A new stage production puts a contemporary twist on Kipling’s classic, writes Colette Sheridan
IN WHAT promises to be a visually stunning show for all the family, Jungle Book, produced by UK-based Metta Theatre company, is staying faithful to the Kipling story, albeit translating it into the contemporary world.
So says director, Poppy Burton-Morgan. The classic coming-of-age story, which has been made into a 2016 fantasy adventure by Disney, inspired by Disney’s 1967 animated film, has, in Metta Theatre’s version, a female in the lead role of Mowgli, the feral child raised by ‘animals’ in an urban jungle.
“In a lot of our shows, if there’s an opportunity to re-gender a role and make it female, we do that because the guys get enough of the good parts. I think it’s amazingly powerful to see a strong young female protagonist leading the story. In a way, the animal characters and even Mowgli, are not gendered roles and can be easily played by males or females.”
The show, an acrobatic, hip hop, rap and edgy experience, has a professional cast of seven and also uses a community cast. Five of the professional cast are dancers and the other two are circus artistes.
“Every so often, there’s a big circus number. There’s only a tiny bit of spoken narration at the beginning and at the end. The story is told almost entirely through dance and circus theatre. It plays out physically and visually.”
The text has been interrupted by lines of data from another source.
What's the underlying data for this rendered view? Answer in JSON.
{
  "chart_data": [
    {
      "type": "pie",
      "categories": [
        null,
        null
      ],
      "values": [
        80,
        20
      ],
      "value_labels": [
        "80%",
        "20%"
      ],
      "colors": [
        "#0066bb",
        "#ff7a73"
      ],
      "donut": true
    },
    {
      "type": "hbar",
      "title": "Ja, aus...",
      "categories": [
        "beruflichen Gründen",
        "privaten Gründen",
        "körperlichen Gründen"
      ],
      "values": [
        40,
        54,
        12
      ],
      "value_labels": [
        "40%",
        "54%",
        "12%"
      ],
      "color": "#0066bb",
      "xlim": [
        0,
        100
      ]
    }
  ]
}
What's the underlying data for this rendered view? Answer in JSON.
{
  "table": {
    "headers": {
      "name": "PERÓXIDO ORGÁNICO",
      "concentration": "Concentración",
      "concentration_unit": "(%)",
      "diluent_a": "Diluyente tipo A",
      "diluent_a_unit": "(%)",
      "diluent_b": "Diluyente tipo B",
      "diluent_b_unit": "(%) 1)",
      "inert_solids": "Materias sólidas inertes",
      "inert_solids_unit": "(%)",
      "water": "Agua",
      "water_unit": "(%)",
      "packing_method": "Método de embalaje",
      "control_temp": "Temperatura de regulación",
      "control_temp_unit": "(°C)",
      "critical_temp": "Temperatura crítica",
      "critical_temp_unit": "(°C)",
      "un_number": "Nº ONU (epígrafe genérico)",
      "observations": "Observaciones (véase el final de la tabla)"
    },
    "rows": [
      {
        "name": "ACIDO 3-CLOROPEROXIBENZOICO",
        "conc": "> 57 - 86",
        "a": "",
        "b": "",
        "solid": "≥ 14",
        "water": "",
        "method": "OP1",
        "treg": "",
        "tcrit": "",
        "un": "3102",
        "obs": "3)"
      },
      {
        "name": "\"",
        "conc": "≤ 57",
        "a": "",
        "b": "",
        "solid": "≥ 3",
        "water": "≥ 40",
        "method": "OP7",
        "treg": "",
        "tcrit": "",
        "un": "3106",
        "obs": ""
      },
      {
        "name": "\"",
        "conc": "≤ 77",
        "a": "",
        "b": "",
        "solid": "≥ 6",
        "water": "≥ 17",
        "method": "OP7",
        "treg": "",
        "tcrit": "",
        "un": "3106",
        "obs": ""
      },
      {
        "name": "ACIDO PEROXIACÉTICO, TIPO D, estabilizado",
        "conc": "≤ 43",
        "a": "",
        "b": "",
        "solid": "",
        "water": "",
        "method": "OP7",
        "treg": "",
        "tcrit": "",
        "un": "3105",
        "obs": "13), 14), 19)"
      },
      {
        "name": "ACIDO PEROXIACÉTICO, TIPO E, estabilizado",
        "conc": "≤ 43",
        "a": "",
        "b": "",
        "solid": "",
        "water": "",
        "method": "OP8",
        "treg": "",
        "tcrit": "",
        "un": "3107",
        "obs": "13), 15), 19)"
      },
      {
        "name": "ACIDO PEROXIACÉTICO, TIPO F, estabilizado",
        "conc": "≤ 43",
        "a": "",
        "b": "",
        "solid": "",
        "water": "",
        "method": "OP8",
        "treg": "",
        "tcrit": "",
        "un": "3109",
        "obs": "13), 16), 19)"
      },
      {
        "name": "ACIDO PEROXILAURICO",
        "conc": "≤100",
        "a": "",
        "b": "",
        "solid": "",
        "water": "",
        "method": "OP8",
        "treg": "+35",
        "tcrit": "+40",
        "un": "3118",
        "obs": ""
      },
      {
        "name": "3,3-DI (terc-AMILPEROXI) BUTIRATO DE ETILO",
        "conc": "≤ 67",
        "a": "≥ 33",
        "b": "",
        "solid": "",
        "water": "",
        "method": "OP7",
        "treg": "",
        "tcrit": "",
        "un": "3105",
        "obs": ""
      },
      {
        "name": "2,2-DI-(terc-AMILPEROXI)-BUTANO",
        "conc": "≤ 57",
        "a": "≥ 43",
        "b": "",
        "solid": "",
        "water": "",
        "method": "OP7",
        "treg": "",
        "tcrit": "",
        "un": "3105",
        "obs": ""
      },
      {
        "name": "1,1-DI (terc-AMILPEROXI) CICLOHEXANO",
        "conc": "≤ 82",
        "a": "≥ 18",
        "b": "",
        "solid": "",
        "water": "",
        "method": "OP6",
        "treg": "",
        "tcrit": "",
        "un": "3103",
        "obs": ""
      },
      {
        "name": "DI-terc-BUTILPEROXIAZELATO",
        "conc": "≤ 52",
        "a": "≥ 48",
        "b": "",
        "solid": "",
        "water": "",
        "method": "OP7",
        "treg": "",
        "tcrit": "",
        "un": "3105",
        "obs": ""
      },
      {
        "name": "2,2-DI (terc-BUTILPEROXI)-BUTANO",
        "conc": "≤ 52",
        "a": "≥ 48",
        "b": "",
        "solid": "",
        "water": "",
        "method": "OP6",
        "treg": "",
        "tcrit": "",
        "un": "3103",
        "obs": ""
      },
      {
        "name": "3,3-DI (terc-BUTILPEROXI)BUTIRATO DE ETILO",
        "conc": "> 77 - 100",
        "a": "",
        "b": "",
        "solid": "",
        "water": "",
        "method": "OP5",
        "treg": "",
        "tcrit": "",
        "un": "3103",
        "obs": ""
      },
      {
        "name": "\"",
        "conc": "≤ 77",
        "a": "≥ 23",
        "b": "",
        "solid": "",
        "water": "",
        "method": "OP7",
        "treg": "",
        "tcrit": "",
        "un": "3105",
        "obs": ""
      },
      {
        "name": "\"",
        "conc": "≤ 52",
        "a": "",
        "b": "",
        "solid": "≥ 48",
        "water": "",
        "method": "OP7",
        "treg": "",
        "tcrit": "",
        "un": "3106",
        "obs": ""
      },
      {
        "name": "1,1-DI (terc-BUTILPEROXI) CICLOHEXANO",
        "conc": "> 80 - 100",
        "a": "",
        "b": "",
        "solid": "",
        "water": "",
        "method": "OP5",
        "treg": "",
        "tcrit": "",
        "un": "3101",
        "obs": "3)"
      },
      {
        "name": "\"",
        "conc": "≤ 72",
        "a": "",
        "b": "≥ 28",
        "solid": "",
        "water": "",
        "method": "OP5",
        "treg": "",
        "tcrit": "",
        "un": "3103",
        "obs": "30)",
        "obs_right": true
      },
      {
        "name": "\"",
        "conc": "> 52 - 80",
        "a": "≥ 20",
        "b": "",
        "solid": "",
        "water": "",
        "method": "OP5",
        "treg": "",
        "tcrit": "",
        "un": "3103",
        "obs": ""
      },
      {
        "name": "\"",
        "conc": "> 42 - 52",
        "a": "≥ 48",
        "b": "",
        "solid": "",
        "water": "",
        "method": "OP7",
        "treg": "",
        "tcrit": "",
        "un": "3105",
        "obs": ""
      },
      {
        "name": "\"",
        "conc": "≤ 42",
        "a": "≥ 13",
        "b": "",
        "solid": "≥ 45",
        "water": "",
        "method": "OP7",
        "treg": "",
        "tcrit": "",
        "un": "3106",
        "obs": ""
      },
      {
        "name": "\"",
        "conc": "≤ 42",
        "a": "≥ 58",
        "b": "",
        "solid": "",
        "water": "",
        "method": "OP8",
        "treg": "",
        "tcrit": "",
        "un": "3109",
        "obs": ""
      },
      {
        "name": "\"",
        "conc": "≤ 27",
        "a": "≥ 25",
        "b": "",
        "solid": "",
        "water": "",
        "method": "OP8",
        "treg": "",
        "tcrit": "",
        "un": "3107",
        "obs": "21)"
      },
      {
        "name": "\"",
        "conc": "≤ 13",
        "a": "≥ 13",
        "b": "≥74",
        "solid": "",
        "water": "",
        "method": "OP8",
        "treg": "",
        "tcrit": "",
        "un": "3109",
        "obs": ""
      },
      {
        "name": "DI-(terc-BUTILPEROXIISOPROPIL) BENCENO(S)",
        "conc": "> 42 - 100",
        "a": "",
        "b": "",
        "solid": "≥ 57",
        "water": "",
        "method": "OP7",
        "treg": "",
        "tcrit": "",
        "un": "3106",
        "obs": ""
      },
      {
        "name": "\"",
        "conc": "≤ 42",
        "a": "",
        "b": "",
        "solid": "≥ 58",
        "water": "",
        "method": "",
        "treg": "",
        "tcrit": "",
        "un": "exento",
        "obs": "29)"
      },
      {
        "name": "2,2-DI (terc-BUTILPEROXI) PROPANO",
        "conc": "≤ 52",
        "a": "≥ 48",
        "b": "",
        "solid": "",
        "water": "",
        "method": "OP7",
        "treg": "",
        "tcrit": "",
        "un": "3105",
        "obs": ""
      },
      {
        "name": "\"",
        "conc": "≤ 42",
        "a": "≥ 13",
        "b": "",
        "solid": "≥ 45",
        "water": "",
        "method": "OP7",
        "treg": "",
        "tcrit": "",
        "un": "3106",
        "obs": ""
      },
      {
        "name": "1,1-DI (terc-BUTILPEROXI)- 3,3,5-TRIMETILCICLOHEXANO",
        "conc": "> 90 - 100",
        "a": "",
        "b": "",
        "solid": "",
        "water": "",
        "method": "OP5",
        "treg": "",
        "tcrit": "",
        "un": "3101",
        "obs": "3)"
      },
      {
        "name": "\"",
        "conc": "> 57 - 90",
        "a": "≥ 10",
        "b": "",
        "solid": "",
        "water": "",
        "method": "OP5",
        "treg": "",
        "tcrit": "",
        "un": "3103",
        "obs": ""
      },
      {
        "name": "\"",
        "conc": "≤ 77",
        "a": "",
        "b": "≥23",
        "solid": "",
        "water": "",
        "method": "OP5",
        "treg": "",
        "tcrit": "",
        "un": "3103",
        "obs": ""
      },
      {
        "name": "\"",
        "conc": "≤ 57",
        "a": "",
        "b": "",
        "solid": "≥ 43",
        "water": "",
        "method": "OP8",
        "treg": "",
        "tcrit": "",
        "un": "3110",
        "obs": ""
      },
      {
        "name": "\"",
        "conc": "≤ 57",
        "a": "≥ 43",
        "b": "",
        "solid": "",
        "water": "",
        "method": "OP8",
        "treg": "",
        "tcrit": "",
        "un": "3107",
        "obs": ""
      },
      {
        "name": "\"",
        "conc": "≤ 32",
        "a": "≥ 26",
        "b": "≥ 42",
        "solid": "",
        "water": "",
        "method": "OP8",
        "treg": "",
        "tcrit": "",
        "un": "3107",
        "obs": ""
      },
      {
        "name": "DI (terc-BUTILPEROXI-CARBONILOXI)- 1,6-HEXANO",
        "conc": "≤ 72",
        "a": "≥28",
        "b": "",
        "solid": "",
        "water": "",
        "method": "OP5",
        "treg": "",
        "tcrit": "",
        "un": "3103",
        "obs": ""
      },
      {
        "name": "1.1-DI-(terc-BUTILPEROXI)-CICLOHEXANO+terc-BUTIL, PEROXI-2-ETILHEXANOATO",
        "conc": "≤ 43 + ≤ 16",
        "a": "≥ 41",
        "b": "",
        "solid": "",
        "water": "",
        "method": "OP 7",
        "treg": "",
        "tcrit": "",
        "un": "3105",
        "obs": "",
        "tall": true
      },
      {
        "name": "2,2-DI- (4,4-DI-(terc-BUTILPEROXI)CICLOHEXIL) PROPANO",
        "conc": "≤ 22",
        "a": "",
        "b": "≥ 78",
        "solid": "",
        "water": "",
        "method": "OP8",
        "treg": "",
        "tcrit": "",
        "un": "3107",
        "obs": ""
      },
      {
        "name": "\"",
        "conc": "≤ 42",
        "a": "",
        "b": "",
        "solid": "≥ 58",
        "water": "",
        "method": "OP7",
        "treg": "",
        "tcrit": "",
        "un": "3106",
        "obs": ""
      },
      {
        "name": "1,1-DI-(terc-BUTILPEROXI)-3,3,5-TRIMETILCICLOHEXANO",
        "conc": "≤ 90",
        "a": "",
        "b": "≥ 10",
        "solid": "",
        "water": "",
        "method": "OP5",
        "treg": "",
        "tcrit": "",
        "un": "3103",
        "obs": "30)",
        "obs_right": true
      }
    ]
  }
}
The set is a forest made up of lamp posts. Mowgli is raised on the streets by a skate-boarding wolf, a graffiti artist and Baloo who is portrayed as a street sweeper. But gangster rapper, Shere Khan, forces Mowgli out of the street world. She goes back to ‘the suits’ which is the civilised city world, represented as a village in the original story.
“There’s a lot of stuff about class and culture. Mowgli is cast out by ‘the suits’ for being too much of the streets. But the character ends with her realising that she can choose where to belong. She finds her own sense of identity and confidence. Along the way, she meets a vulture who’s a young homeless girl. So there’s a bit about homelessness in the show as well. There’s a little bit of a dig at the banks. If you’re open to the messages in the show, there’s quite a lot there for adult audiences. But for the kids, it’s spectacular circus and street dancing.”
In the original Kipling story — not part of the Disney films — Mowgli is reunited with her birth mother. “In our version, the mother is a kind of business woman.”
Burton-Morgan describes “a wonderful moment where Mowgli goes into a dress shop. Her street clothes are taken off and she’s put into a ball gown. In the dress, she starts off doing a street dance which becomes a kind of waltz. She rejects that and goes back to the street dance. Then she’s put in a big tutu and she performs some ballet. But her street nature is irrepressible despite the ‘suit world’ having tried to make Mowgli conform to a robotic civilised type.”
The original story, written as a piece of social commentary on nineteenth century Indian culture, has been updated by Metta Theatre to portray a 21st century multi-cultural world. “It sends out really powerful messages, particularly about women of diverse heritage. You can see the human aspect of class types and tropes that Kipling was writing about.
“But the core story, the idea of the lost girl or boy, finding out where she/he belongs, will resonate for everyone. It’s relevant now and will be in 100 years time. Some of Kipling’s attitudes and the world he inhabited were not so politically progressive but his writing is beautiful and imaginative.”